China is working on brain weapons and the Commerce Department recently imposed sanctions on Chinese technology companies over concerns about their cognitive warfare development.

As Inside the Ring reported in 2021, a Chinese military report on brain weapons stated that advances in science and technology are producing new methods of subduing enemies. “War has started to shift from the pursuit of destroying bodies to paralyzing and controlling the opponent,” the report said.

“The focus is to attack the enemy’s will to resist, not physical destruction,” stated the report, titled “The Future of the Concept of Military Supremacy.”

House China panel seeks Taiwan legislation

Rep. Michael Gallagher, chairman of the House Select Committee on the Chinese Communist Party, said Wednesday that the bipartisan panel is seeking key legislative solutions to bolster Taiwan’s defenses against potential Chinese attack.

The panel voted to approve 10 recommended measures, including more long-range missiles and drones for the U.S. military.

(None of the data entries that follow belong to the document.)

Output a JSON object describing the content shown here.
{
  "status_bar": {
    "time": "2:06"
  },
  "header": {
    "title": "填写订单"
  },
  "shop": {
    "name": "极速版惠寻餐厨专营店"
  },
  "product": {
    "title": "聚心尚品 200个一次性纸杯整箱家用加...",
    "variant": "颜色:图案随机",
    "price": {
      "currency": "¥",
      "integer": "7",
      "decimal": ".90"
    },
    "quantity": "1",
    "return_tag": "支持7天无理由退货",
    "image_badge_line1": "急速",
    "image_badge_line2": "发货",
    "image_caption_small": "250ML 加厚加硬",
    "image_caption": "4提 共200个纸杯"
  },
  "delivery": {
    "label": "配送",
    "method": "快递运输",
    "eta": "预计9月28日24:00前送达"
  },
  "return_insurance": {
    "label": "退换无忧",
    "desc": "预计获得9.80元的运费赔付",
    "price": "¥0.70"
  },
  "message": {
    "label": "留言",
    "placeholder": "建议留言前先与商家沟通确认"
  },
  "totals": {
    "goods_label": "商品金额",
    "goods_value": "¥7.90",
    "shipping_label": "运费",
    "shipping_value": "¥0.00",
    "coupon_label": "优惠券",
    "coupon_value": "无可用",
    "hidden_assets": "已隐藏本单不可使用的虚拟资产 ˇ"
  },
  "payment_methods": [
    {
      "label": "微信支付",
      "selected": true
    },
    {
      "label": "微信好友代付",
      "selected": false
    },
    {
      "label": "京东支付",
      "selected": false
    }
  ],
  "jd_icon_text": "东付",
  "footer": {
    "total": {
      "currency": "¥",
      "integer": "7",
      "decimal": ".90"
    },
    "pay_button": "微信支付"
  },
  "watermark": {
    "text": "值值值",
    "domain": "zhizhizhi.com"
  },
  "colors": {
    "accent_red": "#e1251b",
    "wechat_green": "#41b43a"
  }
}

The measures assert that U.S. and Taiwan military forces need to strengthen military planning, and how to use sanctions in response to a Chinese attack.

The need for better-combined training between U.S. and Taiwan military forces is also cited, along with the need to speed up the dispatch of key U.S. weapons to the island democracy.

The legislation will also seek to improve military command and control for a future conflict in the region.

The committee separately approved a set of recommendations designed to hold China accountable for what the State Department has called the genocide of minority Uyghurs and others in western China.

“The select committee was able to pass two reports, with two sets of recommendations that are bipartisan, very strong,” Mr. Gallagher told reporters.

The Taiwan recommendations are not a comprehensive list of what is needed, but represent 10 things Congress can do.

“Most of the recommendations are teed up for the national defense authorization act,” Mr. Gallagher said.

“I’m cautiously optimistic, we’ll be able to get a lot of it into the NDAA,” he said, referring to the National Defense Authorization Act.

The two sets of recommendations are “a blueprint for legislative action, not just a report that’s going to sit on a shelf somewhere and collect dust,” he added.

In a separate report, a think tank associated with likely Republican presidential candidate and former Vice President Mike Pence called for a robust legislative agenda designed to counter the growing economic and military threat posed by China.

The group, Advancing American Freedom, said its future of freedom agenda would seek to boost U.S. military readiness, improve trade relations with other nations, work for U.S. energy independence, and protect Americans’ data.

“In recent years, China has only grown bolder in repressing religious liberty, trampling human rights, committing trade abuses, threatening Taiwan, and launching aggressive military maneuvers in the South China Sea,” Mr. Pence said.

“Appeasement has never worked a single time in human history, and it will not work now. America must send a clear message that this aggression will not be tolerated.”

Climate change non-threat

For several years in a row, the U.S. intelligence community’s premier threat assessment of global dangers and challenges has failed to bolster claims by President Biden and others that climate change poses an existential threat.

The term existential threat is nowhere to be found in a section on climate change in the most recent annual threat assessment, published in January, by the Office of the Director of National Intelligence.

The most that spy agencies would say about climate change is that it is increasing certain risks.

“Climate change will increasingly exacerbate risks to U.S. national security interests as the physical impacts increase and geopolitical tensions mount about the global response to the challenge,” the report states.

“The increasing physical effects of climate change also are likely to intensify or cause domestic and cross-border geopolitical flashpoints.”

The report also makes no mention of rising sea levels, which were said to be a particular concern in the Indo-Pacific region.

Former Vice President Al Gore, in his 2006 documentary “An Inconvenient Truth,” predicted that sea levels would rise 20 feet in the coming years. No such rise has taken place so far.